There's something about live anything, though - I don't enjoy the Formula 1 so much when I'm not see it unfold as it unfolds. When I do my job at the weekends selling furniture and suchlike I have to watch it after the fact - it's like someone else has watched it all unfold and then tried to refold it. There's still a bit of a crease in the thing no matter how good you are.

Besides, I like to think that by the sheer force of will and the power of prayer I can somehow influence a multi-billion dollar live sporting event. It's one of those odd things, but it just shows you how important the very fabric of time is to us. Like in one of those Lenor ads.

Saturday, 4 September 2010

We are the terrorists.

"Customer information. Please do not leave bags or personal items unattended."

What are personal items, anyway? Family photos, underwear, feminine hygiene products?

But just wait right there. That's not customer information, that's just an implied passive-aggressive threat. You're claiming the right over the tannoy to do a controlled explosion on my man bag if I just nip into WH Smith for a bottle of coke and forget to take it with me. We've made criminals of the absent-minded, every bag assumed guilty until the fragments are proven innocent.

Do you remember the days when you didn't get a frisson of scare and then feel guilty about it when you saw a middle-eastern guy with a backpack? Back when a stray carrier bag was someone's forgotten shopping and not a reason to evacuate the building? Back when you could ride the London Underground without it being in the back of your mind that it could erupt into a fireball at any second?

I don't think it's necessarily any kind of latent racism, but we are guilty victims of our own carefully-crafted media narrative. We've shaped this terrorism ourselves - those tannoy messages, however kindly and supportive the intentions, have terrorised us all.

Friday, 3 September 2010

Another month eases by.

There are two elements of irony involved in the slow August posting - 1) is that I have not been writing much here because I've been writing quite a lot just over there. There where you see a blood- and sweat-soaked hard-bound 50 pages of dullness. My dissertation took me somewhat by surprise - not that I wasn't expecting it, it had loomed for quite some considerable time, but the problem with something looming is that you get used to its looming presence. A loom can fade into the wallpaper of your life despite its loominess. I hadn't realised how tired it was making me - three days before it was due in I had been feeling a little funny all day. I was chopping a salad for dinner and put the knife through the tip of my thumb, then I passed out. Never done that before. It's all in now. And never again, which is satisfying.

2) is my five year ALBOWIEB birthday. This blog should be starting school this week - a bit of light education wouldn't do it any harm.
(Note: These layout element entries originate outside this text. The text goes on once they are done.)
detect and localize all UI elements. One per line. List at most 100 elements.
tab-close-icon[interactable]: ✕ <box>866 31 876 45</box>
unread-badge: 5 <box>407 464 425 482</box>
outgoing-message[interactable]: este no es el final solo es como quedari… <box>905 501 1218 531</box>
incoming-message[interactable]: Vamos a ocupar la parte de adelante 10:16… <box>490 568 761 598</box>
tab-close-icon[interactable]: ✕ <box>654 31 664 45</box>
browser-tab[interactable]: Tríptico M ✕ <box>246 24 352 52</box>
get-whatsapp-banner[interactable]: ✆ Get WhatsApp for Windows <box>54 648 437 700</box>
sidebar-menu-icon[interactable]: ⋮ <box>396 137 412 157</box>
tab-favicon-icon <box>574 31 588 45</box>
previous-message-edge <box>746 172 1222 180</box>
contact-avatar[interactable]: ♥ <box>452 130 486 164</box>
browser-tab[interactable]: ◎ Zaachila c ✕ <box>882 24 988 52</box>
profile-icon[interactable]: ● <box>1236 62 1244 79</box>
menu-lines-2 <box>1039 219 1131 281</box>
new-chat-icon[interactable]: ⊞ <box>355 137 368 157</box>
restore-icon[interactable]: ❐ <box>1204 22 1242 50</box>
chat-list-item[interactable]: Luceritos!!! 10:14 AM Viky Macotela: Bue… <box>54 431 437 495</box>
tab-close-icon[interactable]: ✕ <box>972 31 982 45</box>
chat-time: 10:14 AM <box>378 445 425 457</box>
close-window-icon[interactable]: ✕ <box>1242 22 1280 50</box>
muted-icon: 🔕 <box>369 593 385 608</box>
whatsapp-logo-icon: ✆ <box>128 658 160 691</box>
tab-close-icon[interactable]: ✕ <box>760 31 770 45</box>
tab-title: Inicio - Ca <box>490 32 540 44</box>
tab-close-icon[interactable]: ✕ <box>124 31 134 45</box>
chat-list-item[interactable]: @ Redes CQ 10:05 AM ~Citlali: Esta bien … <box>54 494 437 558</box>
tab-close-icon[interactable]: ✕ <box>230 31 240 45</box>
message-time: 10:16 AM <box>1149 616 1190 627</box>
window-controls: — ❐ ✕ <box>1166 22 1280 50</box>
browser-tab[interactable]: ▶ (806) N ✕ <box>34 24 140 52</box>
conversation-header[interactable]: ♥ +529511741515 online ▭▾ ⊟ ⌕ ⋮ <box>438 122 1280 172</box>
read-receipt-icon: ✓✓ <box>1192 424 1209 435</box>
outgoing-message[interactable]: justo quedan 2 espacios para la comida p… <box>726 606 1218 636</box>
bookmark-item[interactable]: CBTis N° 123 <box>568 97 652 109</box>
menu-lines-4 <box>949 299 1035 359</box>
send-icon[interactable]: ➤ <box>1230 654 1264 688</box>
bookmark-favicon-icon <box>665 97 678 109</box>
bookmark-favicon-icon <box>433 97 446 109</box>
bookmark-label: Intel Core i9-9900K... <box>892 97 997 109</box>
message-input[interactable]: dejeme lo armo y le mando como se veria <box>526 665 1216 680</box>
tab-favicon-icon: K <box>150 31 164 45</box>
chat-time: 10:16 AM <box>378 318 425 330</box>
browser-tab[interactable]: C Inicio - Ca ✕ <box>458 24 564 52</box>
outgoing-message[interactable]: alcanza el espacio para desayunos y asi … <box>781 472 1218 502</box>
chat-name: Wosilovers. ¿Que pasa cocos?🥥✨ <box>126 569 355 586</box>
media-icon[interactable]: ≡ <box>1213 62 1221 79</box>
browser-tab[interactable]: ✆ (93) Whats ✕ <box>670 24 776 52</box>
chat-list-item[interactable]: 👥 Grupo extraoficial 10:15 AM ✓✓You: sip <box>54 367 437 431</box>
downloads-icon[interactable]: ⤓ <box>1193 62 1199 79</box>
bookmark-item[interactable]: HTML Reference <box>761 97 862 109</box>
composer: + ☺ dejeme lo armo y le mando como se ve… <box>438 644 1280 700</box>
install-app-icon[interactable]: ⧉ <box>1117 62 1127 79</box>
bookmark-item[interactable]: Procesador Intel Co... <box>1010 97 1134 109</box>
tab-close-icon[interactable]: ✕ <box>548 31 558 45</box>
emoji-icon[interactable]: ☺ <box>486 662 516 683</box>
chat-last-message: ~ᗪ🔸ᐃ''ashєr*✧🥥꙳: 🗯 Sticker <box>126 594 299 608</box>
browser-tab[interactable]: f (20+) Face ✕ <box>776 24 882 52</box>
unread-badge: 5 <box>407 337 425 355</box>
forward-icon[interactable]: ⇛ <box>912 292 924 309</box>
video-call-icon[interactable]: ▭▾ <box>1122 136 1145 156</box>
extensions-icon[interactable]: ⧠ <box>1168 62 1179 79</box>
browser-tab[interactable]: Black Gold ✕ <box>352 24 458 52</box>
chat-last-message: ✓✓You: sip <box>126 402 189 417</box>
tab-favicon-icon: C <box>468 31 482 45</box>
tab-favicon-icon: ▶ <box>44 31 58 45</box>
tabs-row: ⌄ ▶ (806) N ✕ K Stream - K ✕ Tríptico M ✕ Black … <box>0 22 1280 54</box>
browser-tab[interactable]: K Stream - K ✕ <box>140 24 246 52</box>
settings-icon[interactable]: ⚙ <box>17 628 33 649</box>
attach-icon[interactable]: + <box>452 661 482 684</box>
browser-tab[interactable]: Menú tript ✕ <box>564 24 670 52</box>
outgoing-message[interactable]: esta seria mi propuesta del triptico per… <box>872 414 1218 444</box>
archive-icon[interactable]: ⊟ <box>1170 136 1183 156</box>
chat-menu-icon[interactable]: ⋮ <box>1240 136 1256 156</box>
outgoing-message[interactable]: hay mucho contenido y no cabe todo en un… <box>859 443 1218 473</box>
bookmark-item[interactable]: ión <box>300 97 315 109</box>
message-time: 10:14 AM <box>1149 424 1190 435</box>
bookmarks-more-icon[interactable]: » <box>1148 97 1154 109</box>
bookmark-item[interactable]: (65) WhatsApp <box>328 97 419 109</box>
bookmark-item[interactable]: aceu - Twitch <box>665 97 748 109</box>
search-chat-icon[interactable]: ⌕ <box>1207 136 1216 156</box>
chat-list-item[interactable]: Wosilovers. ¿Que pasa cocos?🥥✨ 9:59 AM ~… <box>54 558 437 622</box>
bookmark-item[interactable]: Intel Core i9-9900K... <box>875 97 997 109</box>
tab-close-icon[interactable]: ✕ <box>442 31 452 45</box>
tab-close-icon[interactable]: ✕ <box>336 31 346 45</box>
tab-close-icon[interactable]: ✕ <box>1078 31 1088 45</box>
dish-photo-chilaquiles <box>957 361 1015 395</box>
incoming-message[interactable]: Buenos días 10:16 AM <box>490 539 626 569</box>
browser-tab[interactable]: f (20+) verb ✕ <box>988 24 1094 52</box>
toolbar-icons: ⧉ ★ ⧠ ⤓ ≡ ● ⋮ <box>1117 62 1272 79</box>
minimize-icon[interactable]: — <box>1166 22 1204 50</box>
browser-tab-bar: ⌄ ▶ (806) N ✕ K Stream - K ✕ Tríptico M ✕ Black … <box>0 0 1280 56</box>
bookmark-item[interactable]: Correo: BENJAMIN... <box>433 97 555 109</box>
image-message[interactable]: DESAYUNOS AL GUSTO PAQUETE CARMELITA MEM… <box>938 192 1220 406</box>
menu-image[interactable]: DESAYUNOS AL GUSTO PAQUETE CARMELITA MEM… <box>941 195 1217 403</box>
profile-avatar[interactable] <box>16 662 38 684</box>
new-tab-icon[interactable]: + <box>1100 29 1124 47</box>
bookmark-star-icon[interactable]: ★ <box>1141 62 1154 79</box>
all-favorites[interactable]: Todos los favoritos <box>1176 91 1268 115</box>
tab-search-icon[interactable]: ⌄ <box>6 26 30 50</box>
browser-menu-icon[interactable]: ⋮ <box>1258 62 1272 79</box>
Five years since I decided I had enough time on my hands to rant stupid about whatever was going on in my miserable little student life. Just going into my final year of university, I was - a constant stream of consciousness. Before twitter came along, before Facebook, before you realised that you probably shouldn't say that on the internet and people can read it. I'd written diary things on my own personal website before, a proto-blog if you will, back to around 2003, but this was software, man. Something serious and exciting and worth getting into.

So here I am, five years later, still going in a manner of speaking. Different but not different, better but no better. And this is the long way of saying hello - I'm still here. It's not that I have nothing to say, I just haven't had the time to say it. Speak soon.